Ah, there it is. We’re at “war” with “Al Queda”, so all the protections of the Constitution for US citizens don’t really matter. Nevermind the determination of who is “Al Queda” and thus can be summarily executed is completely unchecked and the whole entire world is the “battlefield”, it’s constitutional. Does that hold in the US? Suppose that the President determines someone currently in Virginia is a member of Al Queda, do you believe it is Constitutional for him to order the summary execution of that person, even if he is in the US? Since all the world is the battlefield, and Al Queda is everywhere (we’ve had them in the US), is there anything in the Constitution that would stop him from ordering him executed without a trial?
Nice attempted diversion. You disagree? You see no problems with allowing the President to be able to order the summary execution of anyone in the world?
By declaring war? Once Congress declared war against Al Queda, that suddenly changed the Constitution to allow the President to assassinate US Citizens without due process? And the Courts suddenly no longer have the power to determine what the Constitution means or where and how it applies to US citizens?
That doesn’t quite sound like the Constitution I know.
Since when does the Constitution require “due process” for the killing of enemies?
Since when have the courts gotten involved in war powers issues in which Congress and the President appear to be in agreement? (In that there appears to be no serious concern in Congress about targeted attacks on Al Qaeda and their associates.)

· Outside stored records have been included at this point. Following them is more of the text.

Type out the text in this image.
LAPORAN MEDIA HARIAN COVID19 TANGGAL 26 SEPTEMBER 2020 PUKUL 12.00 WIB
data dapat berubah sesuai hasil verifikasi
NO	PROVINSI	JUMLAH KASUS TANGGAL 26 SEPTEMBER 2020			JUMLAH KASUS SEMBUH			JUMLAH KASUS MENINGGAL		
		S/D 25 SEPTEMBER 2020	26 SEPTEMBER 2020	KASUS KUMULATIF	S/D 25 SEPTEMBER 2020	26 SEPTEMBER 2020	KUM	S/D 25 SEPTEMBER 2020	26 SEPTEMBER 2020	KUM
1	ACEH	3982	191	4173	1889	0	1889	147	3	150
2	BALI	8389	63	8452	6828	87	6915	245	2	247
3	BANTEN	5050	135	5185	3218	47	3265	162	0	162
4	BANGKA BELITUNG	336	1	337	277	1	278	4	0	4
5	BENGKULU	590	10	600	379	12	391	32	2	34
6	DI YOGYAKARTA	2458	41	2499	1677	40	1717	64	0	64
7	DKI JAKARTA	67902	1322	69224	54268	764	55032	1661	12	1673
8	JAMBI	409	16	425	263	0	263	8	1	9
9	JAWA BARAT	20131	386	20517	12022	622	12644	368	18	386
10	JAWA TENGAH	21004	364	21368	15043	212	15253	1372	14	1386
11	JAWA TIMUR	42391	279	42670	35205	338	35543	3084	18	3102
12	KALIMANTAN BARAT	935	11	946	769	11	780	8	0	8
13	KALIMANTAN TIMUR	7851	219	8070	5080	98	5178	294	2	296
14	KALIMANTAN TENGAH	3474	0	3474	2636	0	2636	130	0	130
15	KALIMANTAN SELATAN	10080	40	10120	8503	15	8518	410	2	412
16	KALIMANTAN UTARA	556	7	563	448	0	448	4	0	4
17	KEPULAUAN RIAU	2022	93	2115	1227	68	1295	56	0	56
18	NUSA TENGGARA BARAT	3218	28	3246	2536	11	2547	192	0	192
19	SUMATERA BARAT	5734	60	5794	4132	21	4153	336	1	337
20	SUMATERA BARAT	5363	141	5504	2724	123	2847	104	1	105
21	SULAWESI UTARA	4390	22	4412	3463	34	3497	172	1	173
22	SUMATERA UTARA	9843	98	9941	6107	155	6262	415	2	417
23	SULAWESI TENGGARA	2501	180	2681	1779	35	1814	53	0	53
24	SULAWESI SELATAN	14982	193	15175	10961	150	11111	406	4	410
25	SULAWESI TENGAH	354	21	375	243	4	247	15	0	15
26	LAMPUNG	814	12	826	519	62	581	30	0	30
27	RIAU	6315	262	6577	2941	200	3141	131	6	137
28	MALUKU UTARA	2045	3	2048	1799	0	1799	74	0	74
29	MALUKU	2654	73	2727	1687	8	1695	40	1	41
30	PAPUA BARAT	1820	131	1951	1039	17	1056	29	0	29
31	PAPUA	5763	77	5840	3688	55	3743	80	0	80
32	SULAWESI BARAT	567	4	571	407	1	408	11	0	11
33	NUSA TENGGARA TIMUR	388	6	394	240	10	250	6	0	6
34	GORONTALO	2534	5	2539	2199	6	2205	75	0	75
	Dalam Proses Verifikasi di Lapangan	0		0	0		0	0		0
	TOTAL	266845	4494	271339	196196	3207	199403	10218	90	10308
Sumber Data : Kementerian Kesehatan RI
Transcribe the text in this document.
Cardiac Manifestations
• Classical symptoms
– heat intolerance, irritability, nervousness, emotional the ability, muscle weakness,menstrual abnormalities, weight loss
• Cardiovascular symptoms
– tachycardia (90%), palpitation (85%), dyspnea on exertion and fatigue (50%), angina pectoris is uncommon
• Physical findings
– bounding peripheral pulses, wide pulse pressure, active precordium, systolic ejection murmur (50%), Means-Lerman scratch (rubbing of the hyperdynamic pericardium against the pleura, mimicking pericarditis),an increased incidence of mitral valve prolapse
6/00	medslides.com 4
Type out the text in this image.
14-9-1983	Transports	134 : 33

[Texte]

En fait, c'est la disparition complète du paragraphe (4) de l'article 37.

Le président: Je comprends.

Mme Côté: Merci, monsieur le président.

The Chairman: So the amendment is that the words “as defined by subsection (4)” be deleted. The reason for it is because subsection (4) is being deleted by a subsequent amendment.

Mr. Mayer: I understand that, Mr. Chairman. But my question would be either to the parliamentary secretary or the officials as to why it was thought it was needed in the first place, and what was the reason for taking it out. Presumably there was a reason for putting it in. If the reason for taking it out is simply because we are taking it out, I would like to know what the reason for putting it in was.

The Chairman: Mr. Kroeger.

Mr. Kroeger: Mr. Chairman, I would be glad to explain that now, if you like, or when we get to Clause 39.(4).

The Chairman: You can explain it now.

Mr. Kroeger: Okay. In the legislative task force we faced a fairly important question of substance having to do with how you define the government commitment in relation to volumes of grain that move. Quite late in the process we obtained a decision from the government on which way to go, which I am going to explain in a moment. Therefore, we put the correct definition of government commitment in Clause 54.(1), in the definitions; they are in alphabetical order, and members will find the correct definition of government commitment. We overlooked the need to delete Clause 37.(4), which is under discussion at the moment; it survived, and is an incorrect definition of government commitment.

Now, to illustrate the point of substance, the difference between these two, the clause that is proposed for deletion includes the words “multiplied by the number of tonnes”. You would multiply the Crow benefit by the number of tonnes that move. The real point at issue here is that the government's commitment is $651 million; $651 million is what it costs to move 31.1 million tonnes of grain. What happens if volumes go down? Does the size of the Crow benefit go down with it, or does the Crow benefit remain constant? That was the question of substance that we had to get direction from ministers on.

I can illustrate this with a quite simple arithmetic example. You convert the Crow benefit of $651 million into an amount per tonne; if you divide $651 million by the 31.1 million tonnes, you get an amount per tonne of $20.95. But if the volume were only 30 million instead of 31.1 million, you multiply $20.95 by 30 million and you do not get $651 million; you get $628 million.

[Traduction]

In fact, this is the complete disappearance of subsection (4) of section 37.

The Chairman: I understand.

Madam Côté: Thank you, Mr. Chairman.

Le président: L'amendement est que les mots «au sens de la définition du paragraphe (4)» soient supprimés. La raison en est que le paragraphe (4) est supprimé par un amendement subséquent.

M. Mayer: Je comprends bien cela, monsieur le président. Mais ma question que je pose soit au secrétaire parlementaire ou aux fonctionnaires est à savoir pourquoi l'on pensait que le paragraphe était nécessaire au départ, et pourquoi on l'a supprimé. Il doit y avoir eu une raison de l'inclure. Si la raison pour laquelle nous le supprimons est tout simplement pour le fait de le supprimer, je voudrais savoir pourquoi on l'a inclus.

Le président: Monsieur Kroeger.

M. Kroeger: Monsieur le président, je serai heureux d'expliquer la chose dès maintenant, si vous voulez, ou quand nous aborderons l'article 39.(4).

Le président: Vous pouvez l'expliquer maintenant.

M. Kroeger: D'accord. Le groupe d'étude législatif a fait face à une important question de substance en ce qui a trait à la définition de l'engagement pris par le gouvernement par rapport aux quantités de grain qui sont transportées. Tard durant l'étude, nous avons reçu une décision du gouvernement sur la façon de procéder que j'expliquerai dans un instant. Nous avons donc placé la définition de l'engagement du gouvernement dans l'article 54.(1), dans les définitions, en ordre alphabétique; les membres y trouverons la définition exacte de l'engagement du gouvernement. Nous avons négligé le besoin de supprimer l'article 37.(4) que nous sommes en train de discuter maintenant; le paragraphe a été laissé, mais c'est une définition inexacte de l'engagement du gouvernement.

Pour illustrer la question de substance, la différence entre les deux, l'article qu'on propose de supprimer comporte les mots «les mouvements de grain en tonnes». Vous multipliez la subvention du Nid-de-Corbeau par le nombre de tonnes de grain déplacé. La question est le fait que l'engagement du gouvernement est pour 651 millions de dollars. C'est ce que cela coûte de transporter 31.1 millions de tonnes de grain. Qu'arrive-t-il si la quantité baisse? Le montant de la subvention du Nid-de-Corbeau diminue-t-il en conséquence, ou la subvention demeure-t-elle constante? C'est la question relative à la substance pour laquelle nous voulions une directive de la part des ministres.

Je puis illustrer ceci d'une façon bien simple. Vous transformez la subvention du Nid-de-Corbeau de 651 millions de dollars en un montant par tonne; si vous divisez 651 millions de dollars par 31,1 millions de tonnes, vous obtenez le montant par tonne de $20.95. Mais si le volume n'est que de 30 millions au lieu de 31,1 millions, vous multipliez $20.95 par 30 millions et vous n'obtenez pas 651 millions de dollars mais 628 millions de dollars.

Umm, forever. Do the names Hamdan, Hamdi, or Padilla mean anything? How about Quirin? Tingy? Bollman?
In your view, is there anything in the Constitution that prohibits the President from ordering the summary execution of anyone, even someone in the US, as long as he thinks that person is somehow related to Al Queda?
I suspected you might reply by asserting the traditional concept of the battlefield is not useful here and the concept of what constitutes as a battlefield needs to change/should change, and this is a fair point to make.
I suppose the difficulty here is with the idea of President Obama, or any president, designating who our enemy is and ordering the person to be killed, and nothing more. This is what distinguishes the traditional battlefield from the scenario we are presently discussing. With the traditional battlefield, we do not have to solely or exclusively rely upon presidential proclamations of who our enemy is and therefore, they are to be killed.
I am just not very comfortable with the idea of simply deferring to the president, and having to just trust him, when it comes to identifying our enemy/enemies and they are to be killed.